Some of the most interesting trucks East Coast has worked on, though, aren’t destined for D.C. streets. The District limits vendors to trucks that are no more than 18.5 feet long, 10.5 feet tall, and 8 feet wide. A food truck Campbell built to look like a fire truck for Connecticut-based Firehouse Chowder & Grill wouldn’t work here. Neither would the vision of D.C.’s CapMac food truck chef Brian Arnoff. Arnoff, who used a New Jersey company to outfit a truck he bought from his family’s 87-year-old moving and storage business, dreams of a food truck with foldable wraparound bar-style stools for patron seating and a full frame of windows for an open kitchen feel. That setup wouldn’t be allowed under current D.C. regulations.

In the end, one of Campbell’s biggest services may be a reality check on the runaway design dreams of would-be truck operators. Take Kelley’s Eat Wonky: Yes, Campbell customized the truck with a multi-function boat horn, complete with air horn and siren sounds to attract attention.

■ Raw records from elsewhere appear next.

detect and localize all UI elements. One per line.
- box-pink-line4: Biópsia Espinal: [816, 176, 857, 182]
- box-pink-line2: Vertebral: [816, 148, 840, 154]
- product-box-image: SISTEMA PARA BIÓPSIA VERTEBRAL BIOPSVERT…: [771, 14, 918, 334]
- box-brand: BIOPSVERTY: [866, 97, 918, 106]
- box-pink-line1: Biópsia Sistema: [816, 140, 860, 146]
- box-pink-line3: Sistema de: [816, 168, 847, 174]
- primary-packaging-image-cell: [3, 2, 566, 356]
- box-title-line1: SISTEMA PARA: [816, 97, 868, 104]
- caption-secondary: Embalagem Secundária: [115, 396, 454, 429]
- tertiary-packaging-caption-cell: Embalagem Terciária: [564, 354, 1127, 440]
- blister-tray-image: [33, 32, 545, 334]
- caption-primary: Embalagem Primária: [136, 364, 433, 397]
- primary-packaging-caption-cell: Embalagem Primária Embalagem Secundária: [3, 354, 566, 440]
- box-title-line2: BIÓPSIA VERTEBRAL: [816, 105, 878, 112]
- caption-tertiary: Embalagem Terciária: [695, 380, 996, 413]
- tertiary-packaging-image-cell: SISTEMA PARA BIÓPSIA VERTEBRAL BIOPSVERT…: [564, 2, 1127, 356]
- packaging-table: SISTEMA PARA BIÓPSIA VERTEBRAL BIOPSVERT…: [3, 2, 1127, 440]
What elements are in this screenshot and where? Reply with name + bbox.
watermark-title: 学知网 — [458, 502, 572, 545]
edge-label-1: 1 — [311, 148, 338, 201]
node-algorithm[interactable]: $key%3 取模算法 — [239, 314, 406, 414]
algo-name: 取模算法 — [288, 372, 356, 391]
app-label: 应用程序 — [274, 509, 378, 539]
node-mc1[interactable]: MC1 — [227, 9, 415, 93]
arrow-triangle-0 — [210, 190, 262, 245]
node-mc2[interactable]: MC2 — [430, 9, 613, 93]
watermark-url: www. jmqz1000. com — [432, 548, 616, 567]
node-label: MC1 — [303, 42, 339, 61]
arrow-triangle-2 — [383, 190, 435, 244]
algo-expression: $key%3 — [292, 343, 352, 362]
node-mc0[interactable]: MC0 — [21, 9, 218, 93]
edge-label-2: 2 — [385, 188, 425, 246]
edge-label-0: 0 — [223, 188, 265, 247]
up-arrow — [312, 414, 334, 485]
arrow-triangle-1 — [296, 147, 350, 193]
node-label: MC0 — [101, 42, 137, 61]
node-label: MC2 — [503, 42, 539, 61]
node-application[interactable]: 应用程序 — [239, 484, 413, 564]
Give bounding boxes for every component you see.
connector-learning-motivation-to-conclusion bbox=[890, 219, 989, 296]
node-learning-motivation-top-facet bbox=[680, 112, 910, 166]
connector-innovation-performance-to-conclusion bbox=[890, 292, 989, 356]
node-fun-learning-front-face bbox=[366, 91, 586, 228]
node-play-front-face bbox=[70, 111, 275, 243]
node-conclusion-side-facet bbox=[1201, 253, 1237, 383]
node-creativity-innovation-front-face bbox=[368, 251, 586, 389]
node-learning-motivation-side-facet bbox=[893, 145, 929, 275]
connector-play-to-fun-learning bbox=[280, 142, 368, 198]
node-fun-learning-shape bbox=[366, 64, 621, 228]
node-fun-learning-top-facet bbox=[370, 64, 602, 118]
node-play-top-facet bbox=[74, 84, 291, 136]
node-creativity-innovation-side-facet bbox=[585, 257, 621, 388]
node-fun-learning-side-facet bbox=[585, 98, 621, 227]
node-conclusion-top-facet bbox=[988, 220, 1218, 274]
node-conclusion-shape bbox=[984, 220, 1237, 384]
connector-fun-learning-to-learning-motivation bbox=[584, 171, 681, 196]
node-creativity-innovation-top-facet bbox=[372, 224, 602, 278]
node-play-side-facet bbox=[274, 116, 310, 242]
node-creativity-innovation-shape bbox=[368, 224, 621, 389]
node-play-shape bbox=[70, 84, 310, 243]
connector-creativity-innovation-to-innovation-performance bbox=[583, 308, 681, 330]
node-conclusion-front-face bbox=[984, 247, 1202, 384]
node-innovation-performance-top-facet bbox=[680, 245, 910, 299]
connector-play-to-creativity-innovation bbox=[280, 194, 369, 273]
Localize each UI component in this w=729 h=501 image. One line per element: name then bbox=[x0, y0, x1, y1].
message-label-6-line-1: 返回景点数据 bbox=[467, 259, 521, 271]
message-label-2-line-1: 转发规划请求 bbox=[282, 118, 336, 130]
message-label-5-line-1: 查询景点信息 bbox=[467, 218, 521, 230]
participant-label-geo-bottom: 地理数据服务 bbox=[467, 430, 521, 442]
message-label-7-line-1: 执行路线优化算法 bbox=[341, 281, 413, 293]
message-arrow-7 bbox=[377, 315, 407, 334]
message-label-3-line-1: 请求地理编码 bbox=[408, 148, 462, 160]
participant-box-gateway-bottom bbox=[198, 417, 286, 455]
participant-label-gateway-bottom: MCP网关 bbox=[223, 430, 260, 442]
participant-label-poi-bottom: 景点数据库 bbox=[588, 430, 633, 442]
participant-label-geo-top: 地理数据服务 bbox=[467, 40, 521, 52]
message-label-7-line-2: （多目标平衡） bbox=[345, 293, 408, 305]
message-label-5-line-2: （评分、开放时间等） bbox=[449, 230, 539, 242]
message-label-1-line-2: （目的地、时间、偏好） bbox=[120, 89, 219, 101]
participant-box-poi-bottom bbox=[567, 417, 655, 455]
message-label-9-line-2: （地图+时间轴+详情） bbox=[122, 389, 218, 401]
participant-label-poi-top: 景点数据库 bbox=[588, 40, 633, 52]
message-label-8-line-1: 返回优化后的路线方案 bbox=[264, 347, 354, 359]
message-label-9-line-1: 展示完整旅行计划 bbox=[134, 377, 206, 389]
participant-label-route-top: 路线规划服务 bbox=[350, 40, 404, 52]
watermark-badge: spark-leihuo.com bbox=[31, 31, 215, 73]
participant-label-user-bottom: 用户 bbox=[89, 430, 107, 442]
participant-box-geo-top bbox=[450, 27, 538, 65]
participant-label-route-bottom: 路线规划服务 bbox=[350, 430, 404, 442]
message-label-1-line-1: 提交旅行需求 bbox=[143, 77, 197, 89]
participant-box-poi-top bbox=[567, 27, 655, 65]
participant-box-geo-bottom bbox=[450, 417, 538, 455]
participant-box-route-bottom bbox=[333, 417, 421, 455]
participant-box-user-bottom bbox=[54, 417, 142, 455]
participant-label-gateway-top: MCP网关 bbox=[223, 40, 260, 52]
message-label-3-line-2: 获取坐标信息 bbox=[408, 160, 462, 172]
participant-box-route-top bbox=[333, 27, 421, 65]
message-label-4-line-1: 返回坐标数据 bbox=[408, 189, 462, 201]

But he still wouldn’t let Kelley get away with too much impractical big thinking.

“When it comes to opinions,” Kelley says, “he’s certainly not short of any.”

Correction, Dec. 17, 2014: Due to a reporting error, this story originally incorrectly referred to Lee Campbell as the founder of East Coast Custom Coaches and implied in several places that he was an owner of the company. In fact, he was only the general manager, never an owner, and he was not one of the firm’s founders.